Warum macht man sowas?
Bis zum Schidepot auf dem Sattel zwischen Glatthorn und Sonnenköpfle ist es eine kleine, feine Schitour, ‚blau‘ im Skitourenführer gekennzeichnet, also: leicht. Und 90 % derer, die unterwegs sind, machen hier auch Schluss. Die restlichen 150 Höhenmeter sind ein steiler, teilweise sehr ausgesetzter Grat. Das helfende Seil ist immer wieder unter dem Schnee eingefroren, und ich frage mich: Warum machen wir so etwas?
Wir versichern einander nochmal, dass wir umdrehen, wenn es zu herausfordernd wird, und stapfen los. Zuerst noch flacher zum Gratansatz, dann kommt die Steilstufe. Sie ist mit einem Drahtseil versichert. Ich versuche es aus dem Eis herauszureißen, was mir nicht immer gelingt. Links geht’s sehr steil hinunter, rechts überhaupt senkrecht.
Schweiß aus zwei Quellen mit „A“: Anstrengung und Angst. Schritt für Schritt. Dann legt sich der Grat etwas zurück, während es rechts hinunter immer bedrohlicher aussieht. Schließlich ist noch die Gipfelwechte ein Hindernis. Da ist der Schnee härter. Ich haue meine Schischuhe in die Tritte, um ja sicher zu gehen. Ausstieg, Gipfelkreuz, Dankgebet!
Auf dem Gipfel ist genug Platz, allerdings ist auch das trügerisch: Nach Nordosten hängt eine riesige Gipfelwechte 150 m über dem Nichts. Nicht draufsteigen!
Nach Jause und Fotopause schau ich mal vorsichtig, wie wir wieder runter kommen. Grauslich. Die ersten 10 Höhenmeter muss ich schaffen, dann beginnt das Seil. Langsam, ein bissl zittrig und sehr bedächtig steige ich Tritt für Tritt wieder hinunter. Ich schau nicht nach links, nicht nach rechts, nur auf den nächsten Schritt. Endlich habe ich das Seil zum Anhalten erreicht. Der Rest ist schwierig für mich, aber nicht mehr so beängstigend.
Bei den Schiern haben wir’s geschafft! Der Abfahrt über die Rampe stand nichts mehr im Weg. Die Erleichterung und Freude über das Geschaffte hat sich auf mein Schwing-Verhalten ausgewirkt. Man könnte es ‚übermütig‘ nennen!
Wir kehren im Schigebiet in der Franz-Josef-Hütte ein und fragen uns bei Kaffee und Mehlspeise, warum wir sowas machen.
Weil ich höchste Erhebungen von Gebirgsgruppen „sammle“, und das Glatthorn der höchste Gipfel des Bregenzerwald-Gebirges ist, ist nur eine oberflächliche Antwort.

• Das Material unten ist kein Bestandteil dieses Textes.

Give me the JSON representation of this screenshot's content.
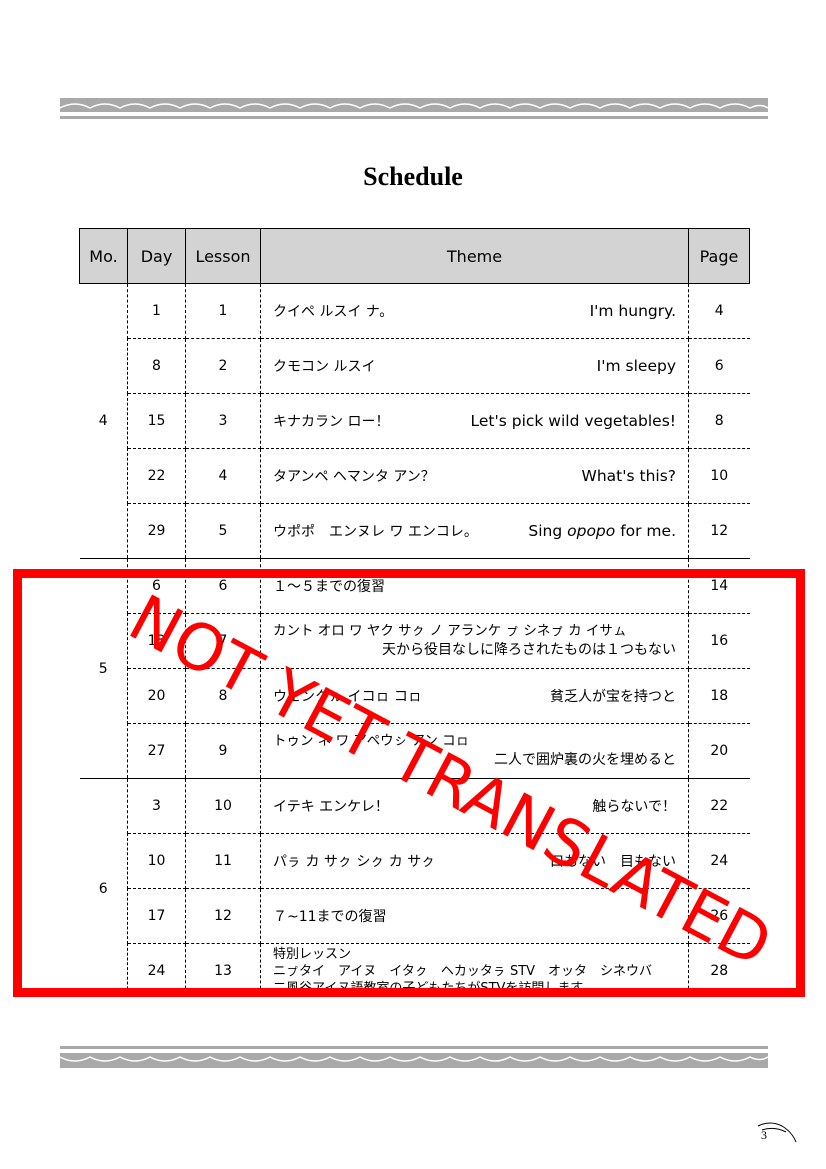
{
  "title": "Schedule",
  "headers": {
    "mo": "Mo.",
    "day": "Day",
    "lesson": "Lesson",
    "theme": "Theme",
    "page": "Page"
  },
  "months": [
    "4",
    "5",
    "6"
  ],
  "rows": [
    {
      "day": "1",
      "lesson": "1",
      "jp": "クイペ ルスイ ナ。",
      "en": "I'm hungry.",
      "page": "4"
    },
    {
      "day": "8",
      "lesson": "2",
      "jp": "クモコン ルスイ",
      "en": "I'm sleepy",
      "page": "6"
    },
    {
      "day": "15",
      "lesson": "3",
      "jp": "キナカラン ロー！",
      "en": "Let's pick wild vegetables!",
      "page": "8"
    },
    {
      "day": "22",
      "lesson": "4",
      "jp": "タアンペ ヘマンタ アン？",
      "en": "What's this?",
      "page": "10"
    },
    {
      "day": "29",
      "lesson": "5",
      "jp": "ウポポ　エンヌレ ワ エンコレ。",
      "en_pre": "Sing ",
      "en_em": "opopo",
      "en_post": " for me.",
      "page": "12"
    },
    {
      "day": "6",
      "lesson": "6",
      "jp": "１～５までの復習",
      "page": "14"
    },
    {
      "day": "13",
      "lesson": "7",
      "l1": "カント オロ ワ ヤク サㇰ ノ アランケ ㇷ゚ シネㇷ゚ カ イサㇺ",
      "l2": "天から役目なしに降ろされたものは１つもない",
      "page": "16"
    },
    {
      "day": "20",
      "lesson": "8",
      "jp": "ウェンクㇽ イコㇿ コㇿ",
      "en": "貧乏人が宝を持つと",
      "page": "18"
    },
    {
      "day": "27",
      "lesson": "9",
      "l1": "トゥン ネ ワ アペウㇱ アン コㇿ",
      "l2": "二人で囲炉裏の火を埋めると",
      "page": "20"
    },
    {
      "day": "3",
      "lesson": "10",
      "jp": "イテキ エンケレ！",
      "en": "触らないで！",
      "page": "22"
    },
    {
      "day": "10",
      "lesson": "11",
      "jp": "パㇻ カ サㇰ シㇰ カ サㇰ",
      "en": "口もない　目もない",
      "page": "24"
    },
    {
      "day": "17",
      "lesson": "12",
      "jp": "７~11までの復習",
      "page": "26"
    },
    {
      "day": "24",
      "lesson": "13",
      "t1": "特別レッスン",
      "t2": "ニㇷ゚タイ　アイヌ　イタㇰ　ヘカッタㇻ STV　オッタ　シネウバ",
      "t3": "二風谷アイヌ語教室の子どもたちがSTVを訪問します",
      "page": "28"
    }
  ],
  "stamp": "NOT YET TRANSLATED",
  "page_number": "3",
  "colors": {
    "stamp": "#ff0000",
    "header_bg": "#d3d3d3",
    "band": "#a9a9a9"
  }
}
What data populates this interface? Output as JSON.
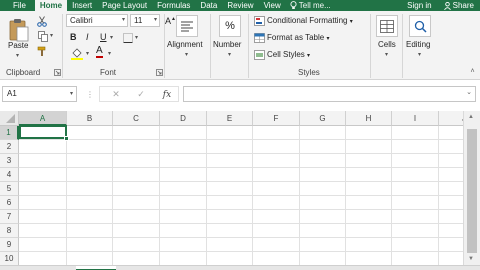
{
  "tabs": [
    "File",
    "Home",
    "Insert",
    "Page Layout",
    "Formulas",
    "Data",
    "Review",
    "View"
  ],
  "tell_me": "Tell me...",
  "sign_in": "Sign in",
  "share": "Share",
  "ribbon": {
    "clipboard": {
      "paste": "Paste",
      "label": "Clipboard"
    },
    "font": {
      "name": "Calibri",
      "size": "11",
      "bold": "B",
      "italic": "I",
      "underline": "U",
      "grow": "A",
      "shrink": "A",
      "color_a": "A",
      "label": "Font"
    },
    "alignment": {
      "label": "Alignment"
    },
    "number": {
      "label": "Number",
      "symbol": "%"
    },
    "styles": {
      "conditional": "Conditional Formatting",
      "format_table": "Format as Table",
      "cell_styles": "Cell Styles",
      "label": "Styles"
    },
    "cells": {
      "label": "Cells"
    },
    "editing": {
      "label": "Editing"
    }
  },
  "formula_bar": {
    "name_box": "A1",
    "cancel": "✕",
    "enter": "✓",
    "fx": "fx",
    "value": ""
  },
  "columns": [
    "A",
    "B",
    "C",
    "D",
    "E",
    "F",
    "G",
    "H",
    "I",
    "J"
  ],
  "rows": [
    "1",
    "2",
    "3",
    "4",
    "5",
    "6",
    "7",
    "8",
    "9",
    "10"
  ],
  "active_cell": "A1",
  "colors": {
    "accent": "#217346",
    "ribbon_bg": "#f3f3f3",
    "font_color": "#c00000",
    "highlight": "#ffff00"
  }
}
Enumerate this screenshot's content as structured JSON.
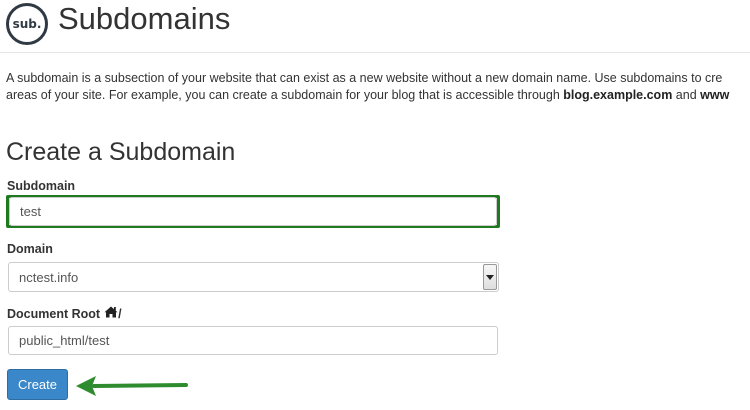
{
  "header": {
    "logo_text": "sub.",
    "title": "Subdomains"
  },
  "description": {
    "line1": "A subdomain is a subsection of your website that can exist as a new website without a new domain name. Use subdomains to cre",
    "line2_prefix": "areas of your site. For example, you can create a subdomain for your blog that is accessible through ",
    "line2_bold1": "blog.example.com",
    "line2_middle": " and ",
    "line2_bold2": "www"
  },
  "form": {
    "section_title": "Create a Subdomain",
    "subdomain_label": "Subdomain",
    "subdomain_value": "test",
    "domain_label": "Domain",
    "domain_selected": "nctest.info",
    "docroot_label": "Document Root",
    "docroot_suffix": "/",
    "docroot_value": "public_html/test",
    "create_button": "Create"
  },
  "colors": {
    "highlight": "#1f7a1f",
    "button": "#3a87c9",
    "arrow": "#2e8b2e"
  },
  "icons": {
    "home": "home-icon",
    "arrow": "annotation-arrow-icon"
  }
}
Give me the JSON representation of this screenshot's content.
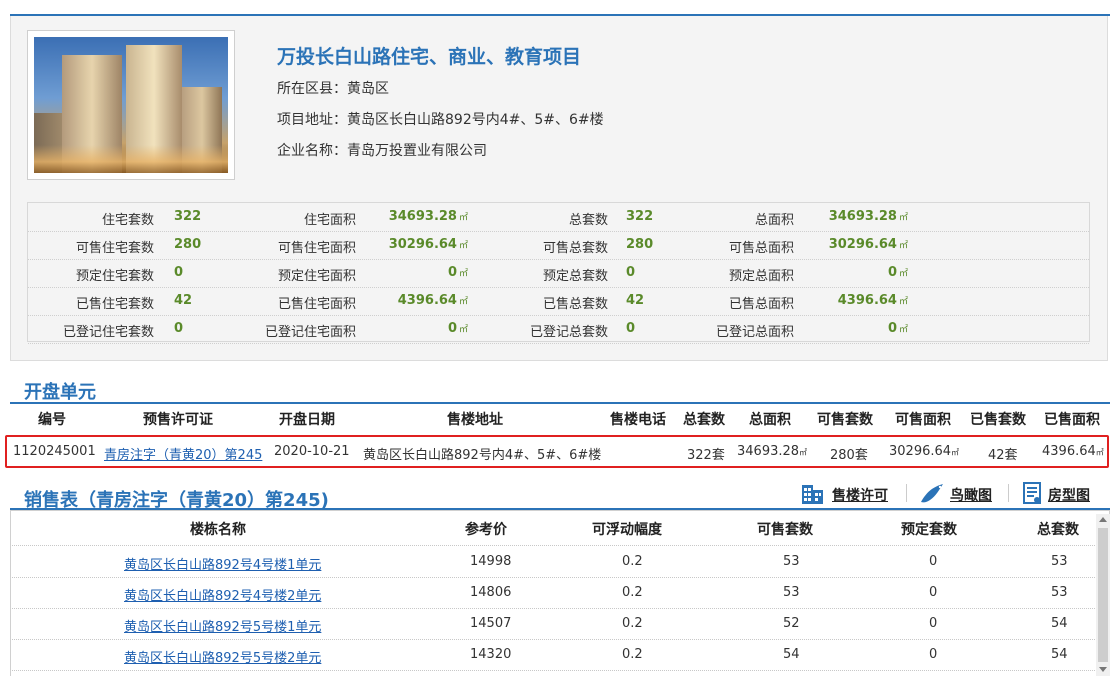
{
  "project": {
    "title": "万投长白山路住宅、商业、教育项目",
    "district_label": "所在区县：",
    "district": "黄岛区",
    "address_label": "项目地址：",
    "address": "黄岛区长白山路892号内4#、5#、6#楼",
    "company_label": "企业名称：",
    "company": "青岛万投置业有限公司",
    "photo_icon": "building-photo"
  },
  "stats": {
    "unit": "㎡",
    "rows": [
      {
        "l1": "住宅套数",
        "v1": "322",
        "l2": "住宅面积",
        "v2": "34693.28",
        "l3": "总套数",
        "v3": "322",
        "l4": "总面积",
        "v4": "34693.28"
      },
      {
        "l1": "可售住宅套数",
        "v1": "280",
        "l2": "可售住宅面积",
        "v2": "30296.64",
        "l3": "可售总套数",
        "v3": "280",
        "l4": "可售总面积",
        "v4": "30296.64"
      },
      {
        "l1": "预定住宅套数",
        "v1": "0",
        "l2": "预定住宅面积",
        "v2": "0",
        "l3": "预定总套数",
        "v3": "0",
        "l4": "预定总面积",
        "v4": "0"
      },
      {
        "l1": "已售住宅套数",
        "v1": "42",
        "l2": "已售住宅面积",
        "v2": "4396.64",
        "l3": "已售总套数",
        "v3": "42",
        "l4": "已售总面积",
        "v4": "4396.64"
      },
      {
        "l1": "已登记住宅套数",
        "v1": "0",
        "l2": "已登记住宅面积",
        "v2": "0",
        "l3": "已登记总套数",
        "v3": "0",
        "l4": "已登记总面积",
        "v4": "0"
      }
    ]
  },
  "kaipan": {
    "heading": "开盘单元",
    "columns": [
      "编号",
      "预售许可证",
      "开盘日期",
      "售楼地址",
      "售楼电话",
      "总套数",
      "总面积",
      "可售套数",
      "可售面积",
      "已售套数",
      "已售面积"
    ],
    "row": {
      "id": "1120245001",
      "permit": "青房注字（青黄20）第245",
      "date": "2020-10-21",
      "address": "黄岛区长白山路892号内4#、5#、6#楼",
      "phone": "",
      "total_units": "322套",
      "total_area": "34693.28",
      "avail_units": "280套",
      "avail_area": "30296.64",
      "sold_units": "42套",
      "sold_area": "4396.64"
    }
  },
  "sales": {
    "heading": "销售表（青房注字（青黄20）第245)",
    "tools": {
      "permit": "售楼许可",
      "permit_icon": "building-icon",
      "aerial": "鸟瞰图",
      "aerial_icon": "bird-icon",
      "floorplan": "房型图",
      "floorplan_icon": "document-icon"
    },
    "columns": [
      "楼栋名称",
      "参考价",
      "可浮动幅度",
      "可售套数",
      "预定套数",
      "总套数"
    ],
    "rows": [
      {
        "name": "黄岛区长白山路892号4号楼1单元",
        "price": "14998",
        "float": "0.2",
        "avail": "53",
        "reserved": "0",
        "total": "53"
      },
      {
        "name": "黄岛区长白山路892号4号楼2单元",
        "price": "14806",
        "float": "0.2",
        "avail": "53",
        "reserved": "0",
        "total": "53"
      },
      {
        "name": "黄岛区长白山路892号5号楼1单元",
        "price": "14507",
        "float": "0.2",
        "avail": "52",
        "reserved": "0",
        "total": "54"
      },
      {
        "name": "黄岛区长白山路892号5号楼2单元",
        "price": "14320",
        "float": "0.2",
        "avail": "54",
        "reserved": "0",
        "total": "54"
      }
    ]
  }
}
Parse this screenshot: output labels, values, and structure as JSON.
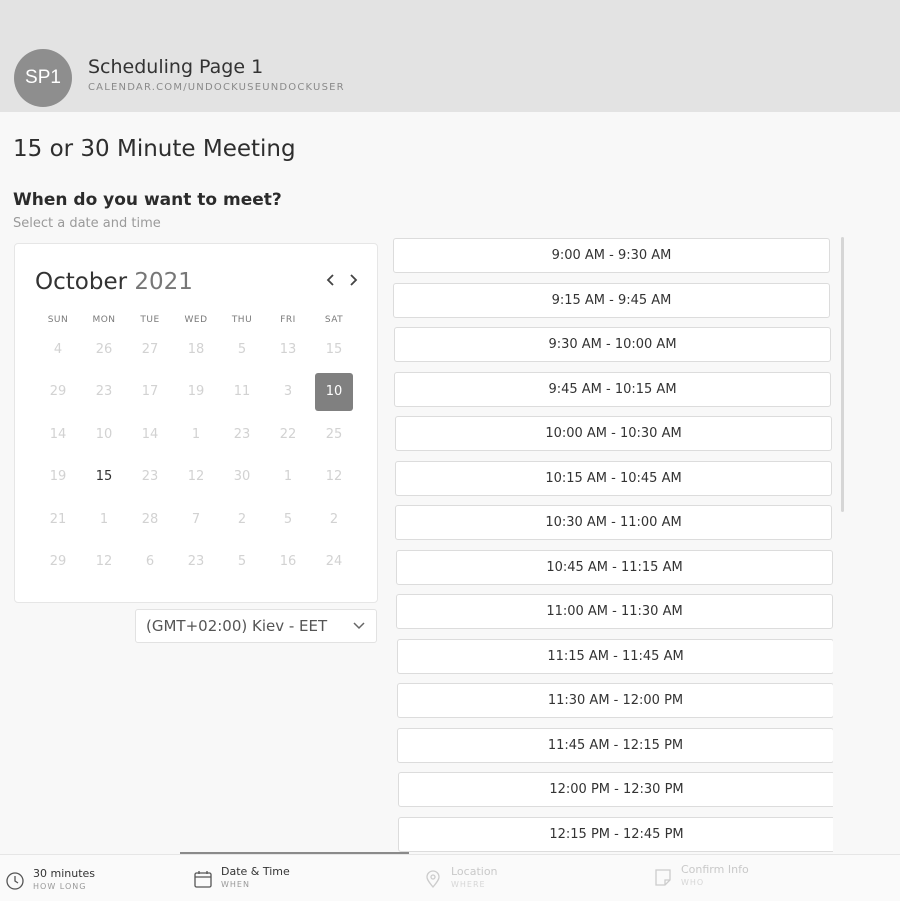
{
  "header": {
    "avatar_initials": "SP1",
    "title": "Scheduling Page 1",
    "url": "CALENDAR.COM/UNDOCKUSEUNDOCKUSER"
  },
  "meeting": {
    "title": "15 or 30 Minute Meeting",
    "question": "When do you want to meet?",
    "subtitle": "Select a date and time"
  },
  "calendar": {
    "month": "October",
    "year": "2021",
    "weekdays": [
      "SUN",
      "MON",
      "TUE",
      "WED",
      "THU",
      "FRI",
      "SAT"
    ],
    "weeks": [
      [
        {
          "d": "4"
        },
        {
          "d": "26"
        },
        {
          "d": "27"
        },
        {
          "d": "18"
        },
        {
          "d": "5"
        },
        {
          "d": "13"
        },
        {
          "d": "15"
        }
      ],
      [
        {
          "d": "29"
        },
        {
          "d": "23"
        },
        {
          "d": "17"
        },
        {
          "d": "19"
        },
        {
          "d": "11"
        },
        {
          "d": "3"
        },
        {
          "d": "10",
          "state": "selected"
        }
      ],
      [
        {
          "d": "14"
        },
        {
          "d": "10"
        },
        {
          "d": "14"
        },
        {
          "d": "1"
        },
        {
          "d": "23"
        },
        {
          "d": "22"
        },
        {
          "d": "25"
        }
      ],
      [
        {
          "d": "19"
        },
        {
          "d": "15",
          "state": "active"
        },
        {
          "d": "23"
        },
        {
          "d": "12"
        },
        {
          "d": "30"
        },
        {
          "d": "1"
        },
        {
          "d": "12"
        }
      ],
      [
        {
          "d": "21"
        },
        {
          "d": "1"
        },
        {
          "d": "28"
        },
        {
          "d": "7"
        },
        {
          "d": "2"
        },
        {
          "d": "5"
        },
        {
          "d": "2"
        }
      ],
      [
        {
          "d": "29"
        },
        {
          "d": "12"
        },
        {
          "d": "6"
        },
        {
          "d": "23"
        },
        {
          "d": "5"
        },
        {
          "d": "16"
        },
        {
          "d": "24"
        }
      ]
    ]
  },
  "timezone": {
    "value": "(GMT+02:00) Kiev - EET"
  },
  "time_slots": [
    "9:00 AM - 9:30 AM",
    "9:15 AM - 9:45 AM",
    "9:30 AM - 10:00 AM",
    "9:45 AM - 10:15 AM",
    "10:00 AM - 10:30 AM",
    "10:15 AM - 10:45 AM",
    "10:30 AM - 11:00 AM",
    "10:45 AM - 11:15 AM",
    "11:00 AM - 11:30 AM",
    "11:15 AM - 11:45 AM",
    "11:30 AM - 12:00 PM",
    "11:45 AM - 12:15 PM",
    "12:00 PM - 12:30 PM",
    "12:15 PM - 12:45 PM"
  ],
  "footer": {
    "steps": [
      {
        "label": "30 minutes",
        "sub": "HOW LONG",
        "icon": "clock-icon"
      },
      {
        "label": "Date & Time",
        "sub": "WHEN",
        "icon": "calendar-icon"
      },
      {
        "label": "Location",
        "sub": "WHERE",
        "icon": "location-pin-icon"
      },
      {
        "label": "Confirm Info",
        "sub": "WHO",
        "icon": "note-icon"
      }
    ]
  }
}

Weil ich Herausforderungen mag? Naja, eh. Weil „etwas entdecken“ und „Abenteuer erleben“ zu unser aller Grundbedürfnissen gehören, sozusagen von Gott in uns hineingelegt? Weil es so gut tut, wenn die Endorphine danach den Körper durchpurzeln? Weil es da oben einfach schön ist? Ja. Das alles zusammen vielleicht.
Wer sich jetzt noch fragt, wie eigentlich Gabi das erlebt hat? Nun, die hat keine Angst – höchstens um mich. Ich bin der Hosenscheißer in der Familie.